Let's not waste time preaching to the choir. Serious Sam HD is Serious Sam: The First Encounter wearing a shiny new HD hat. It's exactly the same game, but prettier. If you loved the insanity of Croteam's wildly unapologetic crowd-management blaster the first time around, you'll love this.

There are no new guns and no new monsters. Levels remain unadulterated. Given that 2005's sequel disappointed some fans of the original by gilding the lily with unnecessary adornments, this is probably a sensible choice.

Serious Sam was never supposed to be about complex narratives or character development. Its raison d'etre was the shameless abandonment of realism; here is a game which wears its batshit crazy colours on its pumped and veiny biceps with pride. It's also a game which rarely asks you to reload, let alone consider the moral implications each time you pull the trigger.

If haven't played the first game, gird your loins for something of a individual take on the genre. There is a plot, but it's so sub-Bollian in its simplicity that it's nigh on invisible. The action unfolds in a series of similar but colourful environments, consisting mostly of large, arena set-pieces linked by short, simple puzzle chains and smaller encounters.

Sure, as you navigate the tombs and plains of ancient Egypt you'll be pushing the odd button and finding occasional secret stashes. But mostly, by which I mean almost constantly, you'll be pumping rounds from a healthy array of satisfying weapons into the faces of lunatic monsters.

Third-person mode looks nice, but is pretty impractical.

Usually this will involve circle-strafing around large open areas as dozens of screaming, headless suicide bombers, skeletal horses, mutated golden bulls and what are essentially Monster Munch creatures swarm towards you maniacally. No cover, not much exploration and no tactics to speak of, just a cross-hair, a few tonnes of charging flesh and a pocket full of hurt. It's the simplicity, countered by the incredibly intense pace, which holds the interest here - pure gaming escapism.

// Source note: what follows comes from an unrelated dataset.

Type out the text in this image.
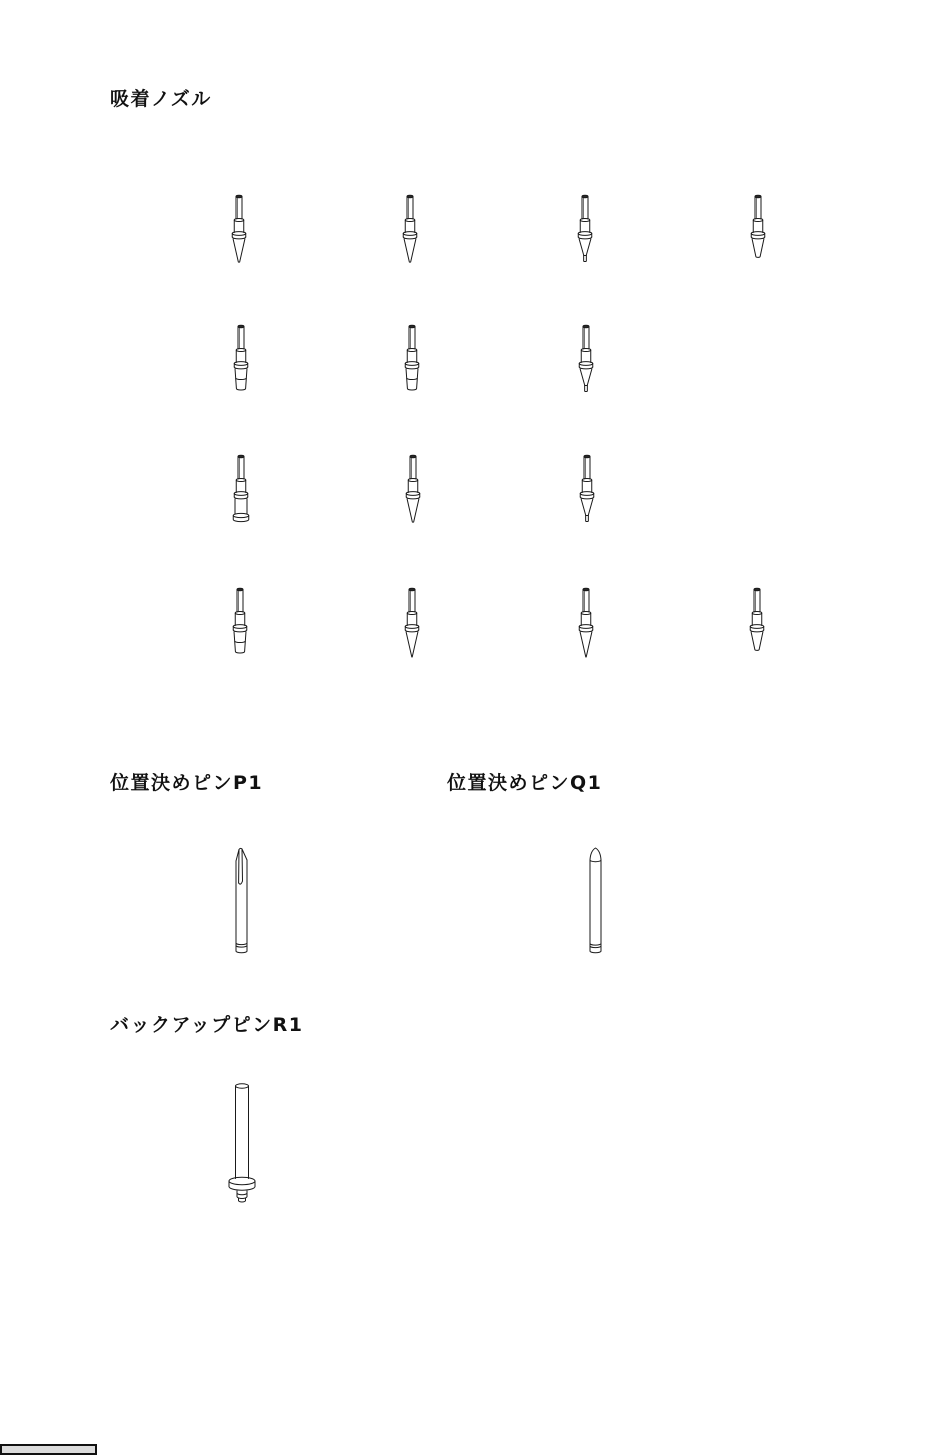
吸着ノズル
位置決めピンP1	位置決めピンQ1
バックアップピンR1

You might think it'd get repetitive, and for anyone expecting a strategic crawl through enemy lines it probably will, but there's really very little time to get bored. Pauses are few and far between, sometimes gearing down just before the appearance of one of the insanely titanic boss fights. Generally however, as long as you're moving forward there'll be stuff to kill and plenty of it. Blazing your way through a throng of monsters strays just on the right side of the entertainingly hectic/impossibly infuriating divide, even under the harshest assaults you'll generally find your rictus is carved into a grin rather than a grimace.